Литмир - Электронная Библиотека
A
A

И вот, охваченный подобными чувствами, Марк вдруг поймал себя на том, что завороженно следит за тем, как Уна накладывает косметику; насколько он помнил, ему ни разу не доводилось видеть пред собой красящуюся женщину. Она была полностью поглощена своим занятием, гримируясь умело, но так быстро и яростно, что Марк испугался за ее нежную кожу. Он следил за тем, как она подмигивает себе в зеркальце: одно безвольно приопущенное веко становилось все темнее, другое оставалось бледным и открытым над сосредоточенно глядящим глазом.

По крайней мере, когда она уйдет, я хотя бы спрошу Сулиена, почему мы делаем все, что она велит. Затем он увидел, что у него явно ничего не получится, так как Сулиен вместе с Уной доставал связки денег из ее рюкзака.

— Так вы оба идете?

— Денег не хватает, — ответил Сулиен. — По крайней мере, на еду.
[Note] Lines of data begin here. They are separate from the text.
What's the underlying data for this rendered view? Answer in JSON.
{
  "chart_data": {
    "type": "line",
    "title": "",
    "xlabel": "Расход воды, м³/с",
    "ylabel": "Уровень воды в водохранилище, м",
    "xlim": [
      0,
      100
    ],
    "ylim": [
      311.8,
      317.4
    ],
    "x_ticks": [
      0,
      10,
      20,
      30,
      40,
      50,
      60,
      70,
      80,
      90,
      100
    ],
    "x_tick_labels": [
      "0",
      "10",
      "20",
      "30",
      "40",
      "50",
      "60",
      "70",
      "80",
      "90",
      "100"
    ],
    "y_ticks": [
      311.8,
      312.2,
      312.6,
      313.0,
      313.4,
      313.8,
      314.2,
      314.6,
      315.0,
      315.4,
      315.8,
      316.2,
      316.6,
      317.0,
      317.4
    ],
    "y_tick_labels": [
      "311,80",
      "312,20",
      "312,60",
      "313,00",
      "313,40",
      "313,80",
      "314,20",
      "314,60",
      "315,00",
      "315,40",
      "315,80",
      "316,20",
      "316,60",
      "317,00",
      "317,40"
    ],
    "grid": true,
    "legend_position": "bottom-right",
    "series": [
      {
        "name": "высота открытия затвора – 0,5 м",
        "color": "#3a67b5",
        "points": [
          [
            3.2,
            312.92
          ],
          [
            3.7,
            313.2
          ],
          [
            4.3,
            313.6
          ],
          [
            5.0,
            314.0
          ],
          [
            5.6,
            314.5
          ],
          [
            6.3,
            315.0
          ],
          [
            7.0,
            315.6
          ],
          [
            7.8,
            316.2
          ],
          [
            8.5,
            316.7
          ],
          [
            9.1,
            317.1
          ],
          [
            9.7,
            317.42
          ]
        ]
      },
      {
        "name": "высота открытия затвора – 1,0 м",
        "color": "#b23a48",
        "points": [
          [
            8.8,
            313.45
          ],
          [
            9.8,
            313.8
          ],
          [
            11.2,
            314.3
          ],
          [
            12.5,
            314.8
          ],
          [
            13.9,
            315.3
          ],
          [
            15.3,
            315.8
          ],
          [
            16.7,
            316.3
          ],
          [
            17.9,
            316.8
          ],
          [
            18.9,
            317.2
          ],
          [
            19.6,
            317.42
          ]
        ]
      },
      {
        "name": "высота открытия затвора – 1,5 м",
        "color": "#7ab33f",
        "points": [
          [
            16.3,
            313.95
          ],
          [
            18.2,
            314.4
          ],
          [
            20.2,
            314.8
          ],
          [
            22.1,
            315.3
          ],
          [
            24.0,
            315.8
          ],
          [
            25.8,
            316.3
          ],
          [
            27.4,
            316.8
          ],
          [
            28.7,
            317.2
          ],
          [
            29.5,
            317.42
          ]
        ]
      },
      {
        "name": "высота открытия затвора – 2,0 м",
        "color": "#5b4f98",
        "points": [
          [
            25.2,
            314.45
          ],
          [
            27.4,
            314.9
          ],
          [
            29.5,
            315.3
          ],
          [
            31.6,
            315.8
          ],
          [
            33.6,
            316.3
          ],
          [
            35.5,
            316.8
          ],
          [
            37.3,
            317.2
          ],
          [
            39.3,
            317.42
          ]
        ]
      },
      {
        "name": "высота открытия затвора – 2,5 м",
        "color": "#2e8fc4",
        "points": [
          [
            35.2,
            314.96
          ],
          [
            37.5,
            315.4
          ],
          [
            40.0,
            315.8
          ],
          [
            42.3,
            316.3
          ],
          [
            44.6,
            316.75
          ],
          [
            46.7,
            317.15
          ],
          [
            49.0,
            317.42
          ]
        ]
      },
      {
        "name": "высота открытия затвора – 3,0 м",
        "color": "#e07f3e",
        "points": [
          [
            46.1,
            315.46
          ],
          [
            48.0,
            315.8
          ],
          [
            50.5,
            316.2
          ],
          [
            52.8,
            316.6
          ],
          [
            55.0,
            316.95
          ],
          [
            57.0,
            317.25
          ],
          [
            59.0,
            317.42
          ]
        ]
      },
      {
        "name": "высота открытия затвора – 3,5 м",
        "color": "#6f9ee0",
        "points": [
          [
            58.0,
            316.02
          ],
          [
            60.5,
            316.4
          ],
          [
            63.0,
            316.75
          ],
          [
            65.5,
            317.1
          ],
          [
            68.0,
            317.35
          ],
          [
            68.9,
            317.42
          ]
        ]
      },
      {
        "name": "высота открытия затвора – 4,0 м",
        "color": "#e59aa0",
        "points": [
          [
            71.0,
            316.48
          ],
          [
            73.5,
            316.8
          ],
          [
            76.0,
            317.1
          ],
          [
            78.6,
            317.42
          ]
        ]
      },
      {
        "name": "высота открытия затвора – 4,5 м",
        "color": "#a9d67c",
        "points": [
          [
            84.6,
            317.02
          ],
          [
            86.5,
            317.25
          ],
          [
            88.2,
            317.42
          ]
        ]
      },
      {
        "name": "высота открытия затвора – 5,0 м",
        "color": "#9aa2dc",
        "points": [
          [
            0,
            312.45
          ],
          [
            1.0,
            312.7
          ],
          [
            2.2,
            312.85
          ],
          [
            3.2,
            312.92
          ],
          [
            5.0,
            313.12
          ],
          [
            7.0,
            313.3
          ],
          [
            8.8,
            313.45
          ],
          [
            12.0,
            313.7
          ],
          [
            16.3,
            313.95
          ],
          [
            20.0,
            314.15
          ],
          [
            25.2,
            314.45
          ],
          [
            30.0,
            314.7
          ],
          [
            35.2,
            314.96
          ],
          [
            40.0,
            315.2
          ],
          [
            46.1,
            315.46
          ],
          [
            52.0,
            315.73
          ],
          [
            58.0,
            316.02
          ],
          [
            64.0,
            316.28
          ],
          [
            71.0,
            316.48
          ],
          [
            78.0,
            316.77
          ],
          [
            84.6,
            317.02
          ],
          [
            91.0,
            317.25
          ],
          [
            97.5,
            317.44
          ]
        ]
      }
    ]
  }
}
Поэтому Уне придется побыть гадалкой.

Они прихватили несколько яблок и тропический плод — все, что удалось собрать в оранжереях и окрестных фруктовых садах, но хлеба оставалась только черствая горбушка. Марку снова — и более чем когда-либо — стало смертельно стыдно, что он стоит двум рабам таких затрат и такого риска, усугубляя их и без того трудное положение.

— Простите, — сказал он осипшим голосом.

Сулиен пожал плечами. Тратить лишние деньги на Марка было досадно, но так уж теперь обстояли дела, и в этом не было ничего личного, как в надолго зарядившем дожде. Затянувшаяся и явная пристыженность Марка начинала утомлять.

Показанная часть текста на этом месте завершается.